Borrower shall promptly discharge any lien which has priority over this Security Instrument unless Borrower: (a) agrees in writing to the payment of the obligation secured by the lien in a manner acceptable to Lender, but only so long as Borrower is performing such agreement; (b) contests the lien in good faith by, or defends against enforcement of the lien in, legal proceedings which in *582 Lender’s opinion operate to prevent the enforcement of the lien while those proceedings are pending, but only until such proceedings are concluded; or (c) secures from the holder of the lien an agreement satisfactory to Lender subordinating the lien to this Security Instrument. If Lender determines that any part of the Property is subject to a lien which can attain priority over this Security Instrument, Lender may give Borrower a notice identifying the lien. Within 10 days of the date on which that notice is given, Borrower shall satisfy the lien or take one or more of the actions set forth above in this Section 4.

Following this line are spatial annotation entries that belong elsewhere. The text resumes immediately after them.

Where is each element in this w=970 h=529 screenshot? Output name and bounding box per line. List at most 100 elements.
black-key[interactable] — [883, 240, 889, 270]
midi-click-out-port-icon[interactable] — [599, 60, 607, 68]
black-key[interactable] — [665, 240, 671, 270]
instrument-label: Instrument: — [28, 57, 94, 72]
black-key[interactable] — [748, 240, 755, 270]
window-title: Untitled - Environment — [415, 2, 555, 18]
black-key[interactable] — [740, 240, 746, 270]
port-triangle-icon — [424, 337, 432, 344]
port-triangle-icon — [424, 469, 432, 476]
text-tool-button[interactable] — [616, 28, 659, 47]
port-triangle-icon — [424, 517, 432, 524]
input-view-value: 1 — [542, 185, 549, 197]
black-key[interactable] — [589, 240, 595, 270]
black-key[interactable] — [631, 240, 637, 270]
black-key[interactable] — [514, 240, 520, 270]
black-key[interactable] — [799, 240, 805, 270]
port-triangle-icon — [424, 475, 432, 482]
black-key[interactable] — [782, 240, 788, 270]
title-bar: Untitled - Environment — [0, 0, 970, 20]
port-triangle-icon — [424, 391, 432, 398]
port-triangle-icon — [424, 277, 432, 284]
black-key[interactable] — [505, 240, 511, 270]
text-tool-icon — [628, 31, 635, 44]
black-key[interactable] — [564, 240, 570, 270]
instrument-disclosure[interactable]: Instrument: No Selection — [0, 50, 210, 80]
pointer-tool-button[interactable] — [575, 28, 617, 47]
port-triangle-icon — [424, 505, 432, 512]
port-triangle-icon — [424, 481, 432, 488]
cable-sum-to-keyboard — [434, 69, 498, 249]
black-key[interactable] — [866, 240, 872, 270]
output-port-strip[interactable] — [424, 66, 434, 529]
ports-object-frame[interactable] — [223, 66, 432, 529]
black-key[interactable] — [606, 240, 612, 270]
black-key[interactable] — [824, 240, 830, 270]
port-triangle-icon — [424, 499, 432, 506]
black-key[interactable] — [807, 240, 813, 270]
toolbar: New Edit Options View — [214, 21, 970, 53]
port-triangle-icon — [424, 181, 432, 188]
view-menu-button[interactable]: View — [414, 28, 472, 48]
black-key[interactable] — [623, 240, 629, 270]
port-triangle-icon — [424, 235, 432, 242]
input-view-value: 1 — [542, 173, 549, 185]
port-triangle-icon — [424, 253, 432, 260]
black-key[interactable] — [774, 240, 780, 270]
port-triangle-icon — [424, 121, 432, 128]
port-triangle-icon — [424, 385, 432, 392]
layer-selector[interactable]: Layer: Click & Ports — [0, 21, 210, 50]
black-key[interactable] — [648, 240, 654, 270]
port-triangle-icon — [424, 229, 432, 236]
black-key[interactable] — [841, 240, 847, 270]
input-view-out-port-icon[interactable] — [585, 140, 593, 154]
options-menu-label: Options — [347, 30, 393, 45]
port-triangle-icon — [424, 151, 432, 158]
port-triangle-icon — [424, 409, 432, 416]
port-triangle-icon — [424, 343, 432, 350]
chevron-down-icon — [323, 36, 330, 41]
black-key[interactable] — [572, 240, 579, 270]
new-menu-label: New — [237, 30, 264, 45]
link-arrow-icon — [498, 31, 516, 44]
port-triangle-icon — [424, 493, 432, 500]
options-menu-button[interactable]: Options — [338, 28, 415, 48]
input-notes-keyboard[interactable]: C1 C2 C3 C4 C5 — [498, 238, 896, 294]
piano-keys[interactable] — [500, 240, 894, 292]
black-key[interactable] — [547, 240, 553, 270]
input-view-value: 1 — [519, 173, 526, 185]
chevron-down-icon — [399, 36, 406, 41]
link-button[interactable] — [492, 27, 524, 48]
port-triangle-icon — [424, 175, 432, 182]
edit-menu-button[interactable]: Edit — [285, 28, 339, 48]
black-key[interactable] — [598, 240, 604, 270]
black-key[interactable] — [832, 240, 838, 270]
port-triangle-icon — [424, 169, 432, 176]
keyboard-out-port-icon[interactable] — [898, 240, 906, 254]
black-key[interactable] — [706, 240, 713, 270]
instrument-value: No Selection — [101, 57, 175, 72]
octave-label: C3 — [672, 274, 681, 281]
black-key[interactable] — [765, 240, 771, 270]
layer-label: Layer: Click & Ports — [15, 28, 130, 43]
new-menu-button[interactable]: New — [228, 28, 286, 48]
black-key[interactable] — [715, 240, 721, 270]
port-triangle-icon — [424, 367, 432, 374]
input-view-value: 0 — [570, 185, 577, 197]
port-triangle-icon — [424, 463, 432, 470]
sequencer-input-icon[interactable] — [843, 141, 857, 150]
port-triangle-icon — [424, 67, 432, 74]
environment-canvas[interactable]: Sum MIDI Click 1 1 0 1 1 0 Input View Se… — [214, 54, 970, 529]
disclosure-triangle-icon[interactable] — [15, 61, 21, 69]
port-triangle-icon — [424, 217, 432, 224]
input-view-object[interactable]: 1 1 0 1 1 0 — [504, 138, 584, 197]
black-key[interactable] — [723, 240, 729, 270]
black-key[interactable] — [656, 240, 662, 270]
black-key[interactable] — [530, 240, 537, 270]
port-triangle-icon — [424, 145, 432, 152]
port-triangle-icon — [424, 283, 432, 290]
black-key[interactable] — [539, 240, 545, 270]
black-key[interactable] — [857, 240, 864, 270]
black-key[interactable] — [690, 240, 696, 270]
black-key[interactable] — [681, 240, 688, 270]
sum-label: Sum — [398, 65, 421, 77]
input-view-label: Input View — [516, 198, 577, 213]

The other relevant section of the deed of trust is Section Nine, which provides:

If (a) Borrower fails to perform the covenants and agreement contained in this Security Instrument, (b) there is a legal proceeding that might significantly affect Lender’s interest in the rights under this Security Instrument (such as a proceeding in bankruptcy, probate, for condemnation or forfeiture, for enforcement of a lien which may attain priority over this Security Instrument or to enforce laws or regulations), or (c) Borrower has abandoned the Property, then Lender may do and pay for whatever is reasonable or appropriate to protect Lender’s interest in the Property and rights under this Security Instrument, including protecting, and/or assessing the value of the Property, and securing and/or repairing the Property. Lender’s actions can include, but are not limited to: (a) paying any sums secured by a lien which has priority over this Security Instrument; (b) appearing in court; and (c) paying reasonable attorneys’ fees to protect its interest in the Property and/or rights under this Security Instrument, including its secured position in a bankruptcy proceeding.... Although Lender may take action under this Section 9, Lender does not have to do so and is not under any duty or obligation to do so. It is agreed that Lender incurs no liability for not taking any or all actions authorized under this Section 9.
Any amounts disbursed by Lender under this Section 9 shall become additional debt of Borrower secured by this Security Instrument. These amounts shall bear interest at the Note rate from the date of disbursement and shall be payable, with such interest, upon notice from Lender to Borrower requesting payment.

Under Texas law, a deed of trust is interpreted using the same rules as those applied to contracts. Fin. Freedom, Sr. Funding Corp. v. Horrocks, 294 S.W.3d 749, 753 (Tex.Ct.App.2009).